秀吉の命により妻子を人質として上洛させねばならなかったが折り悪く妻の珠子は初めての子を身籠っていた。そこで義宣は当主の座を譲って北の丸に移っていた父に相談すると大御台に白羽の矢が立った。義宣は説得のため足取り重く母の部屋に向かった。

「母上、上洛の件で父上と相談したのですが人質は母上が適任だろうということになりました。お引き受け戴けませんでしょうか」

義宣にとって苦手な母親である。やんわりと相手の出方を探った。

「何? 人質!?」

"やっぱり……一刀両断に断られるのか"と思ったが……。

「どこへ行くのじゃ?」

「はあ、京へ妻子を差し出すようにとのことで…… 珠子は……」

「御台は無理じゃの。京じゃな? 住まいはあるのじゃろうな?」

「はあ、石田三成殿が京都の二条に私邸を用意してくれたそうです」

「私しかいなければ、仕方ないでしょう」

大御台は満更でもないように頷いた。

その日の夕方、於江が肩まで伸びたおかっぱ頭の黒髪を振り乱して義宣の元に嬉々として跳んできた。

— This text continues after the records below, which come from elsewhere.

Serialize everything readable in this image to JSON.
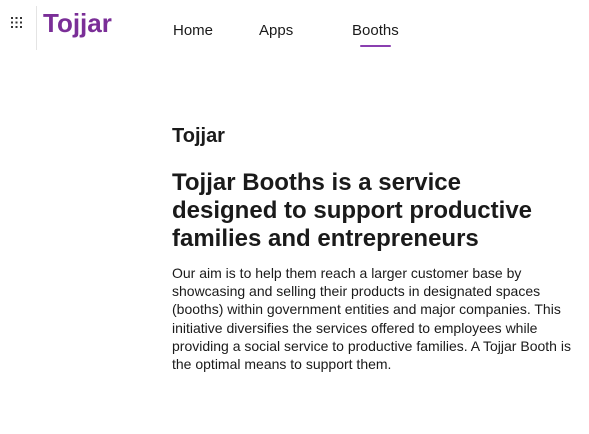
{
  "header": {
    "app_launcher_icon": "waffle-grid-icon",
    "brand": "Tojjar",
    "brand_color": "#7a2e97",
    "accent_color": "#8a3fb0"
  },
  "nav": {
    "items": [
      {
        "label": "Home",
        "active": false
      },
      {
        "label": "Apps",
        "active": false
      },
      {
        "label": "Booths",
        "active": true
      }
    ]
  },
  "main": {
    "site_name": "Tojjar",
    "headline": "Tojjar Booths is a service designed to support productive families and entrepreneurs",
    "body": "Our aim is to help them reach a larger customer base by showcasing and selling their products in designated spaces (booths) within government entities and major companies. This initiative diversifies the services offered to employees while providing a social service to productive families. A Tojjar Booth is the optimal means to support them."
  }
}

「今しがた、大御台様が京に上られるとお聞きしましたが誠でございますか?」

「おう、母上の了解を戴いた」と難題が解決したことを伝えた。

「私も行きたい。京を見てみたい。大御台様のお傍にいて面倒を見ますから私も京に上らせてください」

於江は幼い顔の前で手を合わせて懇願した。